Corrective Re-analysis of the Alirocumab ODYSSEY Outcomes Trial Suggests the Clinical Importance of Lipoprotein(a) Remain Substantially Underestimated

Although Lp(a) is an established risk factor for ASCVD, our analysis indicates its importance remains substantially underestimated. Reanalyzing cardiovascular outcomes trial (CVOT) data for the PCSK9 antibody alirocumab stratified by Lp(a) quartiles, we find that approximately 70% of the observed benefit is attributable to absolute reductions in Lp(a), rather than to lowering of LDL-C. This result aligns with a prior post hoc analysis of the PCSK9 antibody evolocumab, which attributed 57% of the benefit to Lp(a) reduction. These findings challenge the prevailing assumption that the benefits of PCSK9 therapy are mediated primarily through LDL-C lowering.

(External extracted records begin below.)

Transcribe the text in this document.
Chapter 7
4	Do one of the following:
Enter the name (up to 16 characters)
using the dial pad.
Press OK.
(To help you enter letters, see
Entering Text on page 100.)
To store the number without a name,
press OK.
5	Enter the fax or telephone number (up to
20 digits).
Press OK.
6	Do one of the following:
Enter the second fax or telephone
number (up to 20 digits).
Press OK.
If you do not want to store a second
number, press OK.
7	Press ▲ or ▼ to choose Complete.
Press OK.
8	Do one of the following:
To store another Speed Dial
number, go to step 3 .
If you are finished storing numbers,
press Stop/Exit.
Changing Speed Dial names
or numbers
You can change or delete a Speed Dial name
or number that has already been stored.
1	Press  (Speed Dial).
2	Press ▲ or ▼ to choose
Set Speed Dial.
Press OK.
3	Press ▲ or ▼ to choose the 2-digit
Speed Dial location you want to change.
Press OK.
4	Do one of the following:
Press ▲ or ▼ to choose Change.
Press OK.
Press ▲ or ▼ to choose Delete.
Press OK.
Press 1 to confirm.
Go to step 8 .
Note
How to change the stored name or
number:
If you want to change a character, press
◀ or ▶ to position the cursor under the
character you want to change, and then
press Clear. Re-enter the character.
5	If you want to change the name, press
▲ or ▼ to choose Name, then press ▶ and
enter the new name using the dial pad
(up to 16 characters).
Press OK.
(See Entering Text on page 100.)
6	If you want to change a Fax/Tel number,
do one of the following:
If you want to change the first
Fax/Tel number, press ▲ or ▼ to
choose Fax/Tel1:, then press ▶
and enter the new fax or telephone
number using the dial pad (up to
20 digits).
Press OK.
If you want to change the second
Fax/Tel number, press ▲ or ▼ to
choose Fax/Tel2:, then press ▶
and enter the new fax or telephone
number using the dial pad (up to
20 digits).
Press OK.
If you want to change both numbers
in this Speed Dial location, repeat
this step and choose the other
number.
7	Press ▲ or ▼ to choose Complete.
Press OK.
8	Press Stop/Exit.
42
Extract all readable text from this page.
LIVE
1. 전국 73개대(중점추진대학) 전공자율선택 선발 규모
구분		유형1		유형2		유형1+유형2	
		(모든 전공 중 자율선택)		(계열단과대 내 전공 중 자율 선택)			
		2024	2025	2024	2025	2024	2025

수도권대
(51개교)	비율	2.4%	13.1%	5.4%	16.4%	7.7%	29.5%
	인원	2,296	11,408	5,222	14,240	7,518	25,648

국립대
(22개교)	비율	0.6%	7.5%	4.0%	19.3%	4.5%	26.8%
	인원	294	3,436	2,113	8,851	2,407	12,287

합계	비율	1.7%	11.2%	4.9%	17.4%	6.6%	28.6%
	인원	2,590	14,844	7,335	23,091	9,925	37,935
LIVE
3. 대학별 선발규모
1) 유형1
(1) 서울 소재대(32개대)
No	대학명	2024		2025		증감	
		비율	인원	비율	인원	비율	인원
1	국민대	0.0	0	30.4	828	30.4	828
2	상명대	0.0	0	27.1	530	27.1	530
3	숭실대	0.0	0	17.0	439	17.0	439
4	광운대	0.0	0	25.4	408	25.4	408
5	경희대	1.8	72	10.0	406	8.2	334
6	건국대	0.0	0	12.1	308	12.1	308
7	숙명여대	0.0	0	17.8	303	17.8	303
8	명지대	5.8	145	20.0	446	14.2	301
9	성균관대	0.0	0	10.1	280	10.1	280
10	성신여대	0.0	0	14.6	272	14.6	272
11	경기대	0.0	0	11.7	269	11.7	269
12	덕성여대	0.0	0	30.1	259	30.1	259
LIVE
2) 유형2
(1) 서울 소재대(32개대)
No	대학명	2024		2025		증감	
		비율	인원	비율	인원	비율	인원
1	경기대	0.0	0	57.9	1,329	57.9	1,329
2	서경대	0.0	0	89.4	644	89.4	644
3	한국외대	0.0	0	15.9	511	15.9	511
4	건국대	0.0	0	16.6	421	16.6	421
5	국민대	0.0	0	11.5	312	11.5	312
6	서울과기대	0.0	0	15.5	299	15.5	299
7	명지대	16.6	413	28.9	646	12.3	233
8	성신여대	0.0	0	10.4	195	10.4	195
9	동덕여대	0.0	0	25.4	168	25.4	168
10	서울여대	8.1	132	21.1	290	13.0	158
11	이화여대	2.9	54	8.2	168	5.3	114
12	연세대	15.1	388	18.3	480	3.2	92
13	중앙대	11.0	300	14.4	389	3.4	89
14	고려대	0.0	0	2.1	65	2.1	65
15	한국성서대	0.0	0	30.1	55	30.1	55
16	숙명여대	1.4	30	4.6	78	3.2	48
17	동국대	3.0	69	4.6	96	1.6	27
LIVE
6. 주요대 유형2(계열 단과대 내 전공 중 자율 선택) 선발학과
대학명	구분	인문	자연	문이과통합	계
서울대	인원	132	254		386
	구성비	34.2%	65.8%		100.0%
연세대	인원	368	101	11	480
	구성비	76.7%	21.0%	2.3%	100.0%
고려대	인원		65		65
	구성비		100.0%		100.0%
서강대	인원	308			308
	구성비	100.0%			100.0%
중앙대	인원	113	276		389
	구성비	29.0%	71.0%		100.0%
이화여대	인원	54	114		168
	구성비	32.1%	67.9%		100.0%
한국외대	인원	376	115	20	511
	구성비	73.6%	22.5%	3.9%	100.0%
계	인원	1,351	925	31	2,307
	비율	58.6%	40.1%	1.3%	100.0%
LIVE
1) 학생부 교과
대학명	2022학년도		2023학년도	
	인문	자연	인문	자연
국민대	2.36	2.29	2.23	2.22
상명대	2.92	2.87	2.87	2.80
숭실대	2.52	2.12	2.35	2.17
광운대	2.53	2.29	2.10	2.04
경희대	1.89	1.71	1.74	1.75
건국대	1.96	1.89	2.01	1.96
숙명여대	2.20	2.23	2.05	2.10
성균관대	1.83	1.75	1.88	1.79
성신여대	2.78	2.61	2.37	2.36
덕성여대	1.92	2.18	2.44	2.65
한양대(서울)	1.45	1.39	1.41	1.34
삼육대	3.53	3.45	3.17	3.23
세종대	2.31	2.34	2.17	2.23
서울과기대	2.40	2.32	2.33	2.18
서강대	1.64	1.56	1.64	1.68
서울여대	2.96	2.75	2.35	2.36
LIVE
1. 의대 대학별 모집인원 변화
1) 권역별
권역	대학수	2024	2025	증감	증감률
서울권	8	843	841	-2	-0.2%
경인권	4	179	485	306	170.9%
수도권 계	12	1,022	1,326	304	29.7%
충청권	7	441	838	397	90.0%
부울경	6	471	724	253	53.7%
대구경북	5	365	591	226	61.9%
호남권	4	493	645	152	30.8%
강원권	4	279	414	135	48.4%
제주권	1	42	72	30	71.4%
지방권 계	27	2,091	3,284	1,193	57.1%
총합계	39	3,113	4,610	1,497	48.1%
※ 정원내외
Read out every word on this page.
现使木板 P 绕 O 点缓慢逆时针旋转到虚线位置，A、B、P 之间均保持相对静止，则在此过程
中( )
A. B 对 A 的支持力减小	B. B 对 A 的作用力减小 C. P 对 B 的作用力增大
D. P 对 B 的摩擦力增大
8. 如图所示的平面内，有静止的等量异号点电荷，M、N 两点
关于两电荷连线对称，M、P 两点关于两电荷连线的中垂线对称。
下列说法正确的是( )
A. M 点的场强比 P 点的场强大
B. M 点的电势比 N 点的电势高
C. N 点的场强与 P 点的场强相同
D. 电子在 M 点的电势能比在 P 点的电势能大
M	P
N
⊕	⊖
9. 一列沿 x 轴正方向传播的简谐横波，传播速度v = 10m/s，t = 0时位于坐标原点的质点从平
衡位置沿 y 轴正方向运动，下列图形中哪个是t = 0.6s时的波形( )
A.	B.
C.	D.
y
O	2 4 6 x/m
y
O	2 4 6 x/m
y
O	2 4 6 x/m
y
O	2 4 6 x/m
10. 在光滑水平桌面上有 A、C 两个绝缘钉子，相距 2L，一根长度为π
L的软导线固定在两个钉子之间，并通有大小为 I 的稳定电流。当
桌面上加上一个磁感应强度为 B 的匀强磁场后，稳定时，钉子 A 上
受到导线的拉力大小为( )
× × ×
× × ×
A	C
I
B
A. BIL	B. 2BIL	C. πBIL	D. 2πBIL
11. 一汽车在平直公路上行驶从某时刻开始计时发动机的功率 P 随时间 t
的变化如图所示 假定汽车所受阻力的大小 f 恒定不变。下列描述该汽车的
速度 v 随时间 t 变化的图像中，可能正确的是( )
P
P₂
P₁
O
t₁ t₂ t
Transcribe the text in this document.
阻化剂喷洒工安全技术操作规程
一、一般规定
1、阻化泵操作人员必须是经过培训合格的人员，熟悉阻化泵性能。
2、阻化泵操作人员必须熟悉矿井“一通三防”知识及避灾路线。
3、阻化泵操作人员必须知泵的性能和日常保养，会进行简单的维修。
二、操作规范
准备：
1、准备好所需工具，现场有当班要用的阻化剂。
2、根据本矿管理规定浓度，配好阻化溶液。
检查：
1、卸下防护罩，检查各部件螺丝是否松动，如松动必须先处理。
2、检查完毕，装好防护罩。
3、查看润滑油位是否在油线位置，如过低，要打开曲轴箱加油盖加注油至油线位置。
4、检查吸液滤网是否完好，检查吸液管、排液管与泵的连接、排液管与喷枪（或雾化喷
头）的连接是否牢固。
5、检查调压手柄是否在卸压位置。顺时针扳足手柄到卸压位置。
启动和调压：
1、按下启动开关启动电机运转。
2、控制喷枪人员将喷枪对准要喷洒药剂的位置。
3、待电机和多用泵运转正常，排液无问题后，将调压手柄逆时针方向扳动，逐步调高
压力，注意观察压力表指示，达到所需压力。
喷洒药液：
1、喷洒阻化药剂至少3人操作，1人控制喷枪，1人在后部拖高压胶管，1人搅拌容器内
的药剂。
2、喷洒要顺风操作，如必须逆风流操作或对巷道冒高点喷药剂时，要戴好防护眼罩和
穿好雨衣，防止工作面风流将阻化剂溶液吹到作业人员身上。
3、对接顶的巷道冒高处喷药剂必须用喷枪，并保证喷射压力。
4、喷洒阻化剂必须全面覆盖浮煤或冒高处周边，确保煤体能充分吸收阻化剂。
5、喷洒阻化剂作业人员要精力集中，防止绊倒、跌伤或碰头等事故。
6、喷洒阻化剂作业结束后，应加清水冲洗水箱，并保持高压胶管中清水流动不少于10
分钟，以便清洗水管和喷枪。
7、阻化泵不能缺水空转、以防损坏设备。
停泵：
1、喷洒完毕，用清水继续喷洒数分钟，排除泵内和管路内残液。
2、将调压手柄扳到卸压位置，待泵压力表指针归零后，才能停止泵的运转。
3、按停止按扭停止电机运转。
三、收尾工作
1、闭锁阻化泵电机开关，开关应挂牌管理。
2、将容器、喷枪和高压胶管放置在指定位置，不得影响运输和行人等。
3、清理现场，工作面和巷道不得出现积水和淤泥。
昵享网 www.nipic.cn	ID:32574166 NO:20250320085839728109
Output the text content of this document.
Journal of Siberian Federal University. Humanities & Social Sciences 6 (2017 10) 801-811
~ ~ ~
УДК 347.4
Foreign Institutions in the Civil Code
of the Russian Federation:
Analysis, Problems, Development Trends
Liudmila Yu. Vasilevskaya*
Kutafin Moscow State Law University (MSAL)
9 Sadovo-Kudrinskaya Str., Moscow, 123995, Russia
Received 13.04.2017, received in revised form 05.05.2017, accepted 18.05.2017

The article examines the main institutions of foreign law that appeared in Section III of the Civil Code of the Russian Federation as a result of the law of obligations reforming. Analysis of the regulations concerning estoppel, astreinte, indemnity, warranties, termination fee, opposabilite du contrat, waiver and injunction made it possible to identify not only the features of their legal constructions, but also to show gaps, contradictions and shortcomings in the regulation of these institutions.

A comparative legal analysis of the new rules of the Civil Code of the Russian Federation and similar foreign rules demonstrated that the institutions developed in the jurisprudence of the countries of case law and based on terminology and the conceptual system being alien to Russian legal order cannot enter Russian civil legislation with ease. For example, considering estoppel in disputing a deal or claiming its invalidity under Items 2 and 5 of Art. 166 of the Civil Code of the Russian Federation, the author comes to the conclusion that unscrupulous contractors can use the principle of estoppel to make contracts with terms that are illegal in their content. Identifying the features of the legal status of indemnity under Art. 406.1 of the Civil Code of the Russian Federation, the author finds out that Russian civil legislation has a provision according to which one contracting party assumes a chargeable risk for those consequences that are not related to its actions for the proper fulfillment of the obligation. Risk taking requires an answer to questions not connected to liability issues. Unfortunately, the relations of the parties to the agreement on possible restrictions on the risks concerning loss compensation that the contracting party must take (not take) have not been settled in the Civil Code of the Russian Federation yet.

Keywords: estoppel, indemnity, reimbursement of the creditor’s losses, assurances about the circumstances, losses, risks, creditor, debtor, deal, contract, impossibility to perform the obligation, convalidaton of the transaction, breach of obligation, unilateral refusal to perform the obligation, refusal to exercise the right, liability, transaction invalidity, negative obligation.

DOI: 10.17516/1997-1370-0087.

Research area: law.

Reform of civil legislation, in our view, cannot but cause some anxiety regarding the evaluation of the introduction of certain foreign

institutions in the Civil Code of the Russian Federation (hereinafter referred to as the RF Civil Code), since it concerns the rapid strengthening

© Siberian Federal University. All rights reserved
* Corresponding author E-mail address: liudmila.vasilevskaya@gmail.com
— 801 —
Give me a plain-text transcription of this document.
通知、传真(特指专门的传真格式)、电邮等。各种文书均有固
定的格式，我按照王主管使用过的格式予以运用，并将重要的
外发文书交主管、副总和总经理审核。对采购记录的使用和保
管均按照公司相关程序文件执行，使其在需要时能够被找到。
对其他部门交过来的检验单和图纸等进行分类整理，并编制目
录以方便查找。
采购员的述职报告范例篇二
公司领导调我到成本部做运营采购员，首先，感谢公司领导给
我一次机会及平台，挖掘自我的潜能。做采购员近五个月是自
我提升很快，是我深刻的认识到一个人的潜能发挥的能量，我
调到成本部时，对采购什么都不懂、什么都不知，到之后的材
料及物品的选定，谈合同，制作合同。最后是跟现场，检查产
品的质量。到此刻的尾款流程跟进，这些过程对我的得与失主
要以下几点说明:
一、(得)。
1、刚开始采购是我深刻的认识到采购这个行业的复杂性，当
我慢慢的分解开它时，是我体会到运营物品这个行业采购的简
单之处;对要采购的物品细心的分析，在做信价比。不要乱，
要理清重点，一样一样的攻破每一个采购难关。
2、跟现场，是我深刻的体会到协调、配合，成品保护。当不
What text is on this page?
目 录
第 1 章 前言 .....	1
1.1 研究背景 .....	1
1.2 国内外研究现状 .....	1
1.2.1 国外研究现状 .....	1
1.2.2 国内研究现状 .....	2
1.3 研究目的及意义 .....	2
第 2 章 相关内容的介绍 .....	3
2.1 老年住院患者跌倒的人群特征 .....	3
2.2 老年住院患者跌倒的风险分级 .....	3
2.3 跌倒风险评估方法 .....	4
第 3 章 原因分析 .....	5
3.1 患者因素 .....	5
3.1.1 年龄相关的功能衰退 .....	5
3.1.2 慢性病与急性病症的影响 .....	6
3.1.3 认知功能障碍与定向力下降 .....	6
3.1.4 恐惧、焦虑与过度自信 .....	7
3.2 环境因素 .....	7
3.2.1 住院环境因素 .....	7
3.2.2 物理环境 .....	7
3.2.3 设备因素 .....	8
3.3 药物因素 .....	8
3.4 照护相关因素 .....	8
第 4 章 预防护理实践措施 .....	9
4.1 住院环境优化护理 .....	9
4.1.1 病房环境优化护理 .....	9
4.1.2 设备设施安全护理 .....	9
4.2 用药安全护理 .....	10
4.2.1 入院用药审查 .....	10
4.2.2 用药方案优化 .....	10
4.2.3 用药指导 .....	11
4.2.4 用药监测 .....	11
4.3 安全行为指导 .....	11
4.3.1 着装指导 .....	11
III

Based on the observed relationship, we project that late-stage, Lp(a)-targeted therapies could reduce the risk of major adverse cardiovascular events (MACE) by roughly 50∼60% in phase 3 trials, which would be unprecedented in prior CVOT trials. Our projection also suggests that setting a therapeutic goal of a 15∼20% reduction in MACE would confer benefit to roughly 40% of secondary-prevention patients with elevated Lp(a), well beyond the current eligibility range (13∼21%). Further health-economic modeling suggests these therapies would have would have favorable health-economic value, as numbers-needed-to-treat would substantially lower than PCSK9 agents.